“Teach her to reject likability. Her job is not to make herself likable, her job is to be her full self, a self that is honest and aware of the equal humanity of other people." ~ Chimamanda Ngozi Adichie
When I teach negotiation, I emphasize the importance of integrity and being liked throughout the process. I teach how to work with your counterpart to get what you want by being kind and generous. I also help you express your truth, have boundaries and stick to your bottom line.
All of that requires you to walk a very fine line and sometimes this can feel damn near impossible.
I grew up knowing how to make myself likable. I know how to say the rightthings to get people to like me. I know how to win over and woo others, and this talent has served me well.
Research shows over and over again that people hire people they like and trust, and people buy things from people they like and trust. My ability to make myself liked by even the most difficult people has helped me be a top salesperson and to turn around businesses that were struggling. It has been one of my greatest strengths in my career -- allowing me promotions, raises and bonuses I wouldn't have otherwise gotten.
However, as I got older I started to realize that making myself likable to everyone at all times also meant that I had to reject a part of myself -- the part of me that had opinions, boundaries, and a voice -- my integrity.
And because I had been repressing it for so long, it took years of therapy, coaching and inner work to discover what was in alignment versus what wasn't.

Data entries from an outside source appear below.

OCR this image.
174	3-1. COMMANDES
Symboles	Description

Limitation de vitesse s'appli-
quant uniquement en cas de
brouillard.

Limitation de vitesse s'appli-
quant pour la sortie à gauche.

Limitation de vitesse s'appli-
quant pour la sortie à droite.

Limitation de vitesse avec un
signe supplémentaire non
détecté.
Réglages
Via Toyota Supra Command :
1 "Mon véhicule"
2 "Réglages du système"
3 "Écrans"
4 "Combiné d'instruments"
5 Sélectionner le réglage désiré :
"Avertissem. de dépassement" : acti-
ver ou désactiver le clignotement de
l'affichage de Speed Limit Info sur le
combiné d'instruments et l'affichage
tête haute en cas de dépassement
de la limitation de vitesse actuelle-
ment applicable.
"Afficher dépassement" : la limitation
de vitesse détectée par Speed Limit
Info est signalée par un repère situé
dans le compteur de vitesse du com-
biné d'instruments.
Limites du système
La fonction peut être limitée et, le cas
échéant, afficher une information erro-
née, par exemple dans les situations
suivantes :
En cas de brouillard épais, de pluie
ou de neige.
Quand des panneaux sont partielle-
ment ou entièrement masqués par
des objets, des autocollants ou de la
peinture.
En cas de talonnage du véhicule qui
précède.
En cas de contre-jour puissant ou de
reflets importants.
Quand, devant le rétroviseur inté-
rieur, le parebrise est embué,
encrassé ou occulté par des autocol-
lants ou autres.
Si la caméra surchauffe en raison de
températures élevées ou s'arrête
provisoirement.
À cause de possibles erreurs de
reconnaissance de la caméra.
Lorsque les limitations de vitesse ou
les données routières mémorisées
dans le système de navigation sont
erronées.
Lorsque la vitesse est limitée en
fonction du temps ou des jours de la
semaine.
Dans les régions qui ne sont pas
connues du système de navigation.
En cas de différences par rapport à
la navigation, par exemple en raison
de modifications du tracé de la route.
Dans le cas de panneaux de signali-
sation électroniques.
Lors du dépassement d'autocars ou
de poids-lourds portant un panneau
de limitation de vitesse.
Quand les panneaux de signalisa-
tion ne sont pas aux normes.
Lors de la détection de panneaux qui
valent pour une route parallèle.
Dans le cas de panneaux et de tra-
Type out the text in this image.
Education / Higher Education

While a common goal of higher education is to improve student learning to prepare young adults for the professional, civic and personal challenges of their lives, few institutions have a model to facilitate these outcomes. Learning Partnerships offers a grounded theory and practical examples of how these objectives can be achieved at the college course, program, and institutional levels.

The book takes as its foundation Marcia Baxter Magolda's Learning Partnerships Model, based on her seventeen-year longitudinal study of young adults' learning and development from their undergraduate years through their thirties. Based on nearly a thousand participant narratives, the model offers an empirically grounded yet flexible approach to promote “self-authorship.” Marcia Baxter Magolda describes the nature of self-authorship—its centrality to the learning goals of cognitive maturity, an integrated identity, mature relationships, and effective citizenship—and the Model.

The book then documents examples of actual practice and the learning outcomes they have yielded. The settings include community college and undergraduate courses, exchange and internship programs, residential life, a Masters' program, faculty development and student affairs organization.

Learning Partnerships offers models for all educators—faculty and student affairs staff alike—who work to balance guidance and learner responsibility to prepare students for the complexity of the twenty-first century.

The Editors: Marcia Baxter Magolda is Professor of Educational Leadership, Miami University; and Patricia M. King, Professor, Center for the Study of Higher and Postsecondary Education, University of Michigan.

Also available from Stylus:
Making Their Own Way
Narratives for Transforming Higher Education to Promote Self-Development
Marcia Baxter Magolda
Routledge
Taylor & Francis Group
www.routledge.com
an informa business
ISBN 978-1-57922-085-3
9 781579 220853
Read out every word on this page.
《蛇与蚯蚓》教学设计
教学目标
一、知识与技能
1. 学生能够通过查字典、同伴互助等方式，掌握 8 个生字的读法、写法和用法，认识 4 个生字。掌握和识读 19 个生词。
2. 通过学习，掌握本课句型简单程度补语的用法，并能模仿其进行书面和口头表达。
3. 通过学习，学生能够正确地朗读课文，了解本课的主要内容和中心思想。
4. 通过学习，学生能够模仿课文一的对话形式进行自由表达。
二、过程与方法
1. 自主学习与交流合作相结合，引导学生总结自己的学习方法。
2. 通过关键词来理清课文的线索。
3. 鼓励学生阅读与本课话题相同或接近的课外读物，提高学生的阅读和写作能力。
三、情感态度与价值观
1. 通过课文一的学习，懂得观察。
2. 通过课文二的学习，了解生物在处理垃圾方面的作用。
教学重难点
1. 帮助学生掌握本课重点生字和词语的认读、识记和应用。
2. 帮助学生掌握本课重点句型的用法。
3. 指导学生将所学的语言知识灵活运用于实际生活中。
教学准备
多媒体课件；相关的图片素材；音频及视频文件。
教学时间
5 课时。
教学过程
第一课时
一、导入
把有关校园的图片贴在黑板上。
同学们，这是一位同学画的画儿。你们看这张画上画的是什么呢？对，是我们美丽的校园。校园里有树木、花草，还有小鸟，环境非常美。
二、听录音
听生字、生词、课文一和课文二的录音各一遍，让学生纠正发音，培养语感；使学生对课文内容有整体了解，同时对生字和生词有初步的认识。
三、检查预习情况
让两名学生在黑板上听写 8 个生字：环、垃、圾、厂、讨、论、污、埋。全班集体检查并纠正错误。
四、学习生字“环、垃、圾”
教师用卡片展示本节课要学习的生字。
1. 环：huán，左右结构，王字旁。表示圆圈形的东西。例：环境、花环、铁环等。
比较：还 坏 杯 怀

It took a long time to learn what felt good versus what felt bad in my body. It took a lot of practice to stand in my integrity, speak my mind and be true to my authentic self even when I knew others weren't going to like it.
When I started to stand in integrity, I started to notice how hard it is to stay liked and in integrity at the same time, all the time.
Because here's the truth -- in business, in negotiation, in leadership it's important to be liked by those around you, and people like you when you are generous with your resources, gratitude, and kindness -- you cannot succeed in your career if you walk around disliked by others.
BUT you have to find the line between your integrity, authenticity and true nature AND your awareness "of the equal humanity of other people" through compassion, kindness and gratitude.
Which leads me to ask...
How do you maintain a receptive, open and collaborative mode in business while also setting boundaries, asserting opinions and staying clear and focused?
How do you balance likability and integrity at work?
I want you to be the kind of leader we need more of in the world -- a strong and wise one who knows when to choose integrity over being liked, and how to do it with kindness and grace.
I want you to be the kind of woman who does something powerfully because it's in alignment with your integrity, even if it means someone will dislike you for it.
I also want you to pursue likability in service of your vision, mission and work when necessary. And remember likability, integrity, kindness and compassion are not always exclusive of one another. They can, at times, exist simultaneously.
Where's the balance for you? How do you manage this struggle in your professional life?